The reaction was immediate and visceral. All three of them went rigid, and Bertholdt actually grabbed Jack's arm.
"No," Annie said, her voice sharp. "We stay together."
"Hey, it's okay." Jack was surprised by the intensity of their response. "I'll talk to the loading officers, make sure we're on the same boat. I know how to work with the system."
And he did. Thirteen years of navigating bureaucracy had taught him which officials could be reasoned with, which ones responded to sympathy, and which ones just needed to be convinced that helping you would make their job easier.
Twenty minutes later, they were assigned to boat seven, departure time estimated at sunset. Jack had spun a story about traumatized children who needed stability, orphans who'd found each other in the chaos and couldn't bear to be separated again. It wasn't entirely false.

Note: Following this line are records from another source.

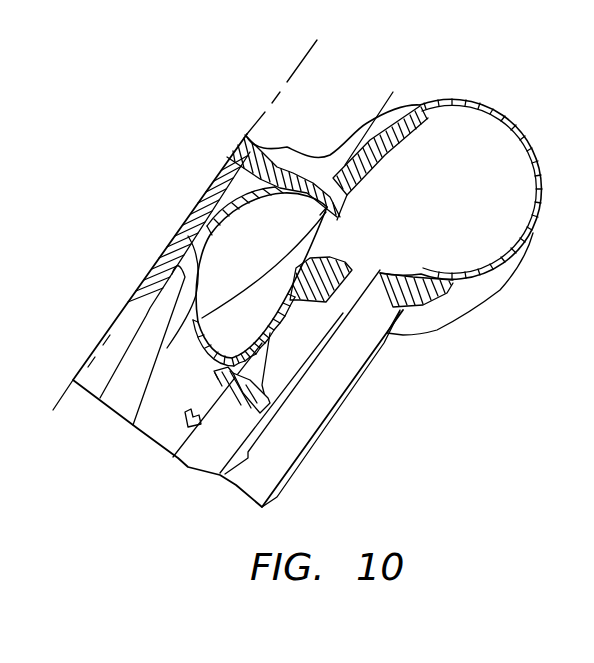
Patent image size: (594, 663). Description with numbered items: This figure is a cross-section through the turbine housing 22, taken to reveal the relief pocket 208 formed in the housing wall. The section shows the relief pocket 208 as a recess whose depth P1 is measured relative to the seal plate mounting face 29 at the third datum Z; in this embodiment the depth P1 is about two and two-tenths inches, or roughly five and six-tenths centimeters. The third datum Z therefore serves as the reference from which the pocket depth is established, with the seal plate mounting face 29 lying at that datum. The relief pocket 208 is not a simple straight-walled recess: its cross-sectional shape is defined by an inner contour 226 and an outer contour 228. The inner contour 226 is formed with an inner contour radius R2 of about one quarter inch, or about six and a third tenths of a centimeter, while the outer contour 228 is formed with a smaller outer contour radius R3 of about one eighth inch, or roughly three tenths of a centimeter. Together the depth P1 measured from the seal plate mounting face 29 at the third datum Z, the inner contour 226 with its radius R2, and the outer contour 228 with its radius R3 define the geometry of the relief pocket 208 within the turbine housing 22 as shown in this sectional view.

The turbine housing 22 is at (130, 477).
The seal plate mounting face 29 is at (182, 230).
The relief pocket 208 is at (330, 153).
The inner contour 226 is at (273, 170).
The outer contour 228 is at (340, 172).
The inner contour radius R2 is at (324, 216).
The outer contour radius R3 is at (333, 207).
The depth P1 is at (390, 98).
The third datum Z is at (300, 63).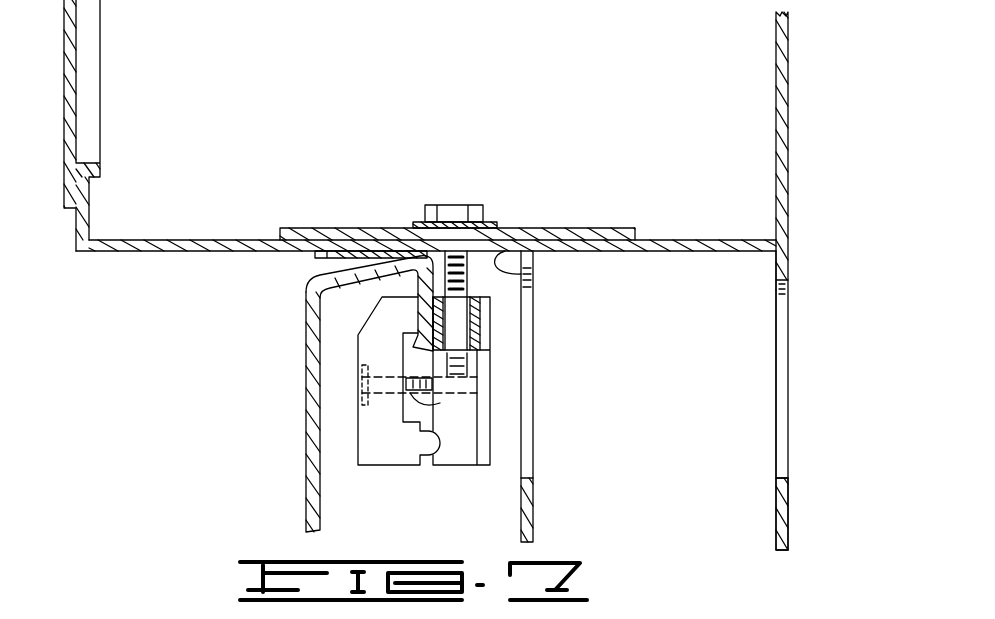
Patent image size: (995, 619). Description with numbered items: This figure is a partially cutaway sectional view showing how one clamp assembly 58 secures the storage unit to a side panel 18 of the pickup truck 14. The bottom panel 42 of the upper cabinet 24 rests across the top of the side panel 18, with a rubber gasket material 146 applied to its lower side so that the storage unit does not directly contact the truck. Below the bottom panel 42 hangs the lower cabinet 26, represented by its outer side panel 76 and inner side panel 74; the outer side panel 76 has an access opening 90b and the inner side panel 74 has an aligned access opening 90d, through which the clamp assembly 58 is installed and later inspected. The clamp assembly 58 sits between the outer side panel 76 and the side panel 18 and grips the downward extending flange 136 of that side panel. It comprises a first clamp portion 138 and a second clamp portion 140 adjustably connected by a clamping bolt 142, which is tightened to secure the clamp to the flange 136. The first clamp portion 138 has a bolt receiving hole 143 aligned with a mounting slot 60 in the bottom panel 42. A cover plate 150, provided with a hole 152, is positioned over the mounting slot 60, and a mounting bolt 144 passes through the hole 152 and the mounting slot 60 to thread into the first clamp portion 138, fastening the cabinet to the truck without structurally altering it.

The pickup truck 14 is at (308, 513).
The side panel 18 is at (308, 473).
The upper cabinet 24 is at (790, 58).
The lower cabinet 26 is at (790, 272).
The bottom panel 42 is at (663, 240).
The clamp assembly 58 is at (392, 466).
The mounting slot 60 is at (523, 272).
The inner side panel 74 is at (792, 537).
The outer side panel 76 is at (533, 512).
The access opening 90b is at (527, 477).
The access opening 90d is at (790, 472).
The downward extending flange 136 is at (318, 305).
The first clamp portion 138 is at (452, 467).
The second clamp portion 140 is at (372, 443).
The clamping bolt 142 is at (478, 403).
The bolt receiving hole 143 is at (463, 323).
The mounting bolt 144 is at (472, 205).
The rubber gasket material 146 is at (320, 253).
The cover plate 150 is at (302, 229).
The hole 152 is at (440, 236).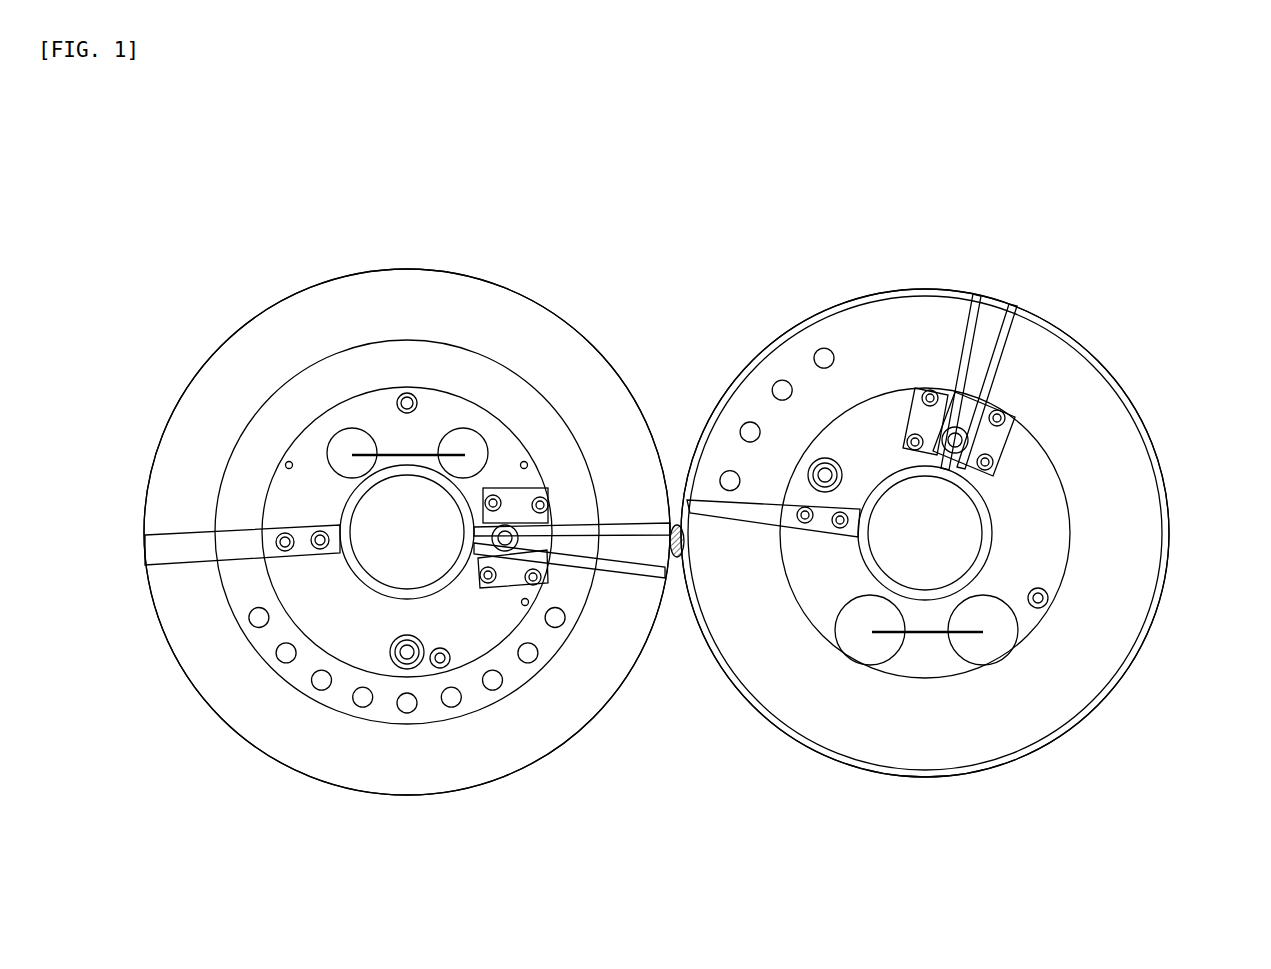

The loading officer, a tired sergeant with kind eyes, had bought it completely.
"You're good at that," Annie observed as they made their way toward their assigned boat.
"At what?"
"Lying."
Jack felt heat rise in his cheeks. "I wasn't lying. You are traumatized, and you do need stability."
"But we're not your responsibility."
"No," Jack agreed. "You're not. But someone has to look out for you, and I'm here."
The simple honesty of it seemed to hit Annie like a physical blow. She stopped walking and stared at him with an expression he couldn't read—something between gratitude and pain.
"Why?" she asked quietly.
"Because I know what it's like to be alone. And because..." Jack hesitated, then shrugged. "Because Old man Henrik would've done the same thing. He used to say that taking care of people was what separated us from the titans."
Behind them, Bertholdt made a sound like a sob.
Jack turned to see tears streaming down the boy's face again, but this time there was something different in his expression. A mix of grief, with something deeper. Something that looked almost like self-loathing.
"What's wrong?" Jack asked, moving toward him.
"Nothing," Reiner said quickly, putting an arm around Bertholdt's shoulders. "He's just... it's been a long day."
The longest day of their lives, Jack thought, watching the three of them huddle together like survivors of a shipwreck. Poor kids probably still can't believe this is real.
As they boarded the evacuation boat, Jack missed the way Annie's hands clenched into fists, the way Reiner's jaw tightened with determination, the way Bertholdt whispered another apology that got lost in the wind.
He was too busy planning their future—where they'd live, how he'd help them adjust, what kind of life they could build together. Yet he had no idea who he was trying to protect.